Collating for real with CollateX. Files

In this exercise, follow the instructions here: read the Markdown cells and execute the Code cells (the ones with In + a number on their left).

Not sure how to execute cells in a Notebook? Check the Jupyter Notebook tutorial.

1. First exercise (Darwin texts). Read from files and HTML output.

Import the collatex Python library


In [1]:
from collatex import *

Create a collation object


In [2]:
collation = Collation()

Read text from files

Now open the texts in "../data/Darwin" and let Python read them.

The indication 'par1' in the name of each file indicates here that it is only the first paragraph.

The code below is how Python read a file: it is not CollateX code, but general Python way of doing things. Each file is opened, read (using a specific character encoding) and stored in a variable ('witness_1859', etc.). The name of the variable cannot contain whitespaces!


In [3]:
witness_1859 = open( "../data/Darwin/darwin1859_par1.txt", encoding='utf-8' ).read()
witness_1860 = open( "../data/Darwin/darwin1860_par1.txt", encoding='utf-8' ).read()
witness_1861 = open( "../data/Darwin/darwin1861_par1.txt", encoding='utf-8' ).read()
witness_1866 = open( "../data/Darwin/darwin1866_par1.txt", encoding='utf-8' ).read()
witness_1869 = open( "../data/Darwin/darwin1869_par1.txt", encoding='utf-8' ).read()
witness_1872 = open( "../data/Darwin/darwin1872_par1.txt", encoding='utf-8' ).read()

Just to be sure that the text in the files has been stored, try to print one of them.


In [4]:
print(witness_1859)


WHEN we look to the individuals of the same variety or sub-variety of our older cultivated plants and animals, one of the first points which strikes us, is, that they generally differ much more from each other, than do the individuals of any one species or variety in a state of nature. When we reflect on the vast diversity of the plants and animals which have been cultivated, and which have varied during all ages under the most different climates and treatment, I think we are driven to conclude that this greater variability is simply due to our domestic productions having been raised under conditions of life not so uniform as, and somewhat different from, those to which the parent-species have been exposed under nature.
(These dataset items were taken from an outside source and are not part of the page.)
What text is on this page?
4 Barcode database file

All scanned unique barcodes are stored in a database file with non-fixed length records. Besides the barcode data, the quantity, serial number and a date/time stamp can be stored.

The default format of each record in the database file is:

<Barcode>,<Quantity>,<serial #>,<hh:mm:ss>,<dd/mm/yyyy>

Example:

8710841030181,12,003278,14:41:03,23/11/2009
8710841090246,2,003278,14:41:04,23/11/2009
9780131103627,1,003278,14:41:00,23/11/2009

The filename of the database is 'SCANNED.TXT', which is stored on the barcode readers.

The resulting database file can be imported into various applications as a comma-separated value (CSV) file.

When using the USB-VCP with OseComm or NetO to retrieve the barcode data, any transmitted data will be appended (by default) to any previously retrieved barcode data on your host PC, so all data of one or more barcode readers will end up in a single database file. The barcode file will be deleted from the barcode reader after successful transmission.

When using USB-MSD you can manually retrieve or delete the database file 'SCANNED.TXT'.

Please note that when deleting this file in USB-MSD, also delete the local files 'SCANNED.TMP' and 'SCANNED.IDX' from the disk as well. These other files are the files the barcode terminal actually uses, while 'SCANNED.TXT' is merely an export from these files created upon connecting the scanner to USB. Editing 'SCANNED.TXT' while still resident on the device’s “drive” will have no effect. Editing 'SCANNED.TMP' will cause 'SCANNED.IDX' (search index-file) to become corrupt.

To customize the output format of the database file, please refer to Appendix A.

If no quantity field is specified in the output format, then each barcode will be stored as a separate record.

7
There is, also, I think, some probability in the view propounded by Andrew Knight, that this variability may be partly connected with excess of food. It seems pretty clear that organic beings must be exposed during several generations to the new conditions of life to cause any appreciable amount of variation; and that when the organisation has once begun to vary, it generally continues to vary for many generations. No case is on record of a variable being ceasing to be variable under cultivation. Our oldest cultivated plants, such as wheat, still often yield new varieties: our oldest domesticated animals are still capable of rapid improvement or modification.

Or another one


In [5]:
print(witness_1872)


Causes of Variability. WHEN we compare the individuals of the same variety or sub-variety of our older cultivated plants and animals, one of the first points which strikes us is, that they generally differ more from each other than do the individuals of any one species or variety in a state of nature. And if we reflect on the vast diversity of the plants and animals which have been cultivated, and which have varied during all ages under the most different climates and treatment, we are driven to conclude that this great variability is due to our domestic productions having been raised under conditions of life not so uniform as, and somewhat different from, those to which the parent-species had been exposed under nature. There is, also, some probability in the view propounded by Andrew Knight, that this variability may be partly connected with excess of food. It seems clear that organic beings must be exposed during several generations to new conditions to cause any great amount of variation; and that, when the organisation has once begun to vary, it generally continues varying for many generations. No case is on record of a variable organism ceasing to vary under cultivation. Our oldest cultivated plants, such as wheat, still yield new varieties: our oldest domesticated animals are still capable of rapid improvement or modification.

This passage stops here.